No obstante, mientras el colapso de la Isla es cada día más evidente, «el actual Gobierno cubano no parece dispuesto, al menos por ahora, a hacer ese tipo de concesiones, lo que da urgencia a los esfuerzos por identificar líderes alternativos», resaltó el citado medio.
Con este panorama, The New York Times dejó una frase para animar la polémica que lleva meses extendiéndose: «No está claro hasta dónde podría llegar la Administración Trump para forzar un cambio de liderazgo en Cuba».
En este contexto, mientras los ojos de la inteligencia de EEUU se cierran sobre Cuba, el secretario de Estado, Marco Rubio, dijo este viernes a Axios que el objetivo inmediato de Washington es enseñarles a las autoridades cubanas que «no hay escapatoria».

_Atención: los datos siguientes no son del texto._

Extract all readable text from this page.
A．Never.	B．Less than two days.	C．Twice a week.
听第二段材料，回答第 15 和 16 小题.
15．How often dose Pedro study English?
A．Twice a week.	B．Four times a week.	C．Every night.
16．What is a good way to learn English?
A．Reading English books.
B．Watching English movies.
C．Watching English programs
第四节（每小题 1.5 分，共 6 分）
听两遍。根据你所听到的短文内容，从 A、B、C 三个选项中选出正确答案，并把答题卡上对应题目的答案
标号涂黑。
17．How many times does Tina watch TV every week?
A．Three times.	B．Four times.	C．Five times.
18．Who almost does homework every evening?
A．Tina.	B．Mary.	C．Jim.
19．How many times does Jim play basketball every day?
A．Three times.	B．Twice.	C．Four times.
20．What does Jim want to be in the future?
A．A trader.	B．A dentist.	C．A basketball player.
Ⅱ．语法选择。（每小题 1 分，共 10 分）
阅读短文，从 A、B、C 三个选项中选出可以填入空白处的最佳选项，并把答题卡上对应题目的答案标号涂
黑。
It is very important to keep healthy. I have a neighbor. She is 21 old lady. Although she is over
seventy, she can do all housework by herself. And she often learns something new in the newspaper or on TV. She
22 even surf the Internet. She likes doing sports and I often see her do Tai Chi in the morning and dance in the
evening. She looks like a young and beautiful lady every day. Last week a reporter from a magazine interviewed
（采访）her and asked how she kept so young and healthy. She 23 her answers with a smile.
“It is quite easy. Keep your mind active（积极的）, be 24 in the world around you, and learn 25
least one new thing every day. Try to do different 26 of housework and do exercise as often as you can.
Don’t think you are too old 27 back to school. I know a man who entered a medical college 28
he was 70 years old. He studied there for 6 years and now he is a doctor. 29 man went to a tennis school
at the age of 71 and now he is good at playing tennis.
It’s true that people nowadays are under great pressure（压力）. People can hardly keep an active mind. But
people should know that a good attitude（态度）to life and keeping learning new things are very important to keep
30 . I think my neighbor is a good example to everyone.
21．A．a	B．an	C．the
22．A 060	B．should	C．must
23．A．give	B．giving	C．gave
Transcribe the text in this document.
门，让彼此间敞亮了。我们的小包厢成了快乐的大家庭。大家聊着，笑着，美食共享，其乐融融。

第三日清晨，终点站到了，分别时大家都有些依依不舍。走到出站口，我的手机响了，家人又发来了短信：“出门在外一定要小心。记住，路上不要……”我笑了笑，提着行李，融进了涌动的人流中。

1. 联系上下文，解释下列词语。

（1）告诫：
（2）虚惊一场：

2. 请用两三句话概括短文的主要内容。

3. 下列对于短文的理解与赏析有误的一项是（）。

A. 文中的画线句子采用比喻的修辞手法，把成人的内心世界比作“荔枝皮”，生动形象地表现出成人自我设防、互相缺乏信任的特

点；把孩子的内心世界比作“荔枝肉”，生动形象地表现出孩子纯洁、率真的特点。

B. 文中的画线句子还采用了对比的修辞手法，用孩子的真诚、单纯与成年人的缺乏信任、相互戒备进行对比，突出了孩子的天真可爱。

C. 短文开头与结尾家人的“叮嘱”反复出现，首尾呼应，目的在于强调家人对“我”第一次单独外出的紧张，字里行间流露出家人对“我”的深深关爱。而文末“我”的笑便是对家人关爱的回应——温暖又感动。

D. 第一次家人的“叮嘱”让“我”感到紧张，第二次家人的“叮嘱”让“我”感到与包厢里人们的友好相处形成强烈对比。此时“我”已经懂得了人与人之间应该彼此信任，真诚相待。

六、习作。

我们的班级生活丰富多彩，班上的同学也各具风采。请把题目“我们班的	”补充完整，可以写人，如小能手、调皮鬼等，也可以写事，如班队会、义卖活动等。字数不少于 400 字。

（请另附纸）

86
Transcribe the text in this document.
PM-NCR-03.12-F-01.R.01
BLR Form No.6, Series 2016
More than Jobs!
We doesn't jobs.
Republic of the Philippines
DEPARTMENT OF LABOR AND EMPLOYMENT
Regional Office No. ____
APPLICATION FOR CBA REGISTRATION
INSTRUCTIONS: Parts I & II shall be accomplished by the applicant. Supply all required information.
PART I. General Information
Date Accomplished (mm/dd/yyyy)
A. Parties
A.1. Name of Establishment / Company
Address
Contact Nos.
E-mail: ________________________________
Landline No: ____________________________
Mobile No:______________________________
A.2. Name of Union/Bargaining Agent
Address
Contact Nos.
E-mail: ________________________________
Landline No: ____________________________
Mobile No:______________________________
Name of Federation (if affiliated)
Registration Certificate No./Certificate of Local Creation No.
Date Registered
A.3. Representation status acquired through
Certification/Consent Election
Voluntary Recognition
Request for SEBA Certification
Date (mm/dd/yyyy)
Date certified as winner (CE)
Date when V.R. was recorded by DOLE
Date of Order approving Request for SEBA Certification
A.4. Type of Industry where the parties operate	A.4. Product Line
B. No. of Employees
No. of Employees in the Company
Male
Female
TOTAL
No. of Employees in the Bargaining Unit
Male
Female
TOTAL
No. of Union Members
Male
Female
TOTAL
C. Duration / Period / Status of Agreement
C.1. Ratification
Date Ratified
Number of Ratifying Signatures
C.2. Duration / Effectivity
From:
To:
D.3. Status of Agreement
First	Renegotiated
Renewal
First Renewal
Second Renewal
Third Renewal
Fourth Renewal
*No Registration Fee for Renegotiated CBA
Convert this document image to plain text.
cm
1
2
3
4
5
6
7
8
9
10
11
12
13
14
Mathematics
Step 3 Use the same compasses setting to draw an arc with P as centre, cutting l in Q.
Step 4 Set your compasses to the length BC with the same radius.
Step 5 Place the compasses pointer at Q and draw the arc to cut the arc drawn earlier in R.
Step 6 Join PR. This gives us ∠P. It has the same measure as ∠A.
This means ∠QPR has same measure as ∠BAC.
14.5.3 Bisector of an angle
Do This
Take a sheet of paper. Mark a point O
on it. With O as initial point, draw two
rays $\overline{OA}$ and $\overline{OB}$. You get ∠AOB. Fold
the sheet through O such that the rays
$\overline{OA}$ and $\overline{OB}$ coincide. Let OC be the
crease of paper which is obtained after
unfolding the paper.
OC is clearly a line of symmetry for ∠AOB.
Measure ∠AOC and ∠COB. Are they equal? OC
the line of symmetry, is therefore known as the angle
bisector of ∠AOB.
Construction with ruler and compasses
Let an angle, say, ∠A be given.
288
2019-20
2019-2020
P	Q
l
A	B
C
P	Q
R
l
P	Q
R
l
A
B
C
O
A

«No pueden esperar a que nos rindamos«, enfatizó el político cubanoamericano, y llamó la atención sobre la estrategia del régimen de ganar tiempo «simulando reformas mientras busca maneras de evadir las sanciones».
No obstante, «cada vez que crean un nuevo mecanismo para intentar escapar de la soga, simplemente se lo cerramos», destacó Rubio y defendió que la estrategia de la Administración Trump respecto al régimen cubano es la de la «paciencia y perseverancia».
«Mi nivel de confianza es que, cuando esta Administración termine, como mínimo, Cuba estará en una senda irreversible hacia un futuro diferente«, dijo, pero la estrategia para llegar a ello sigue sin ser del todo evidente.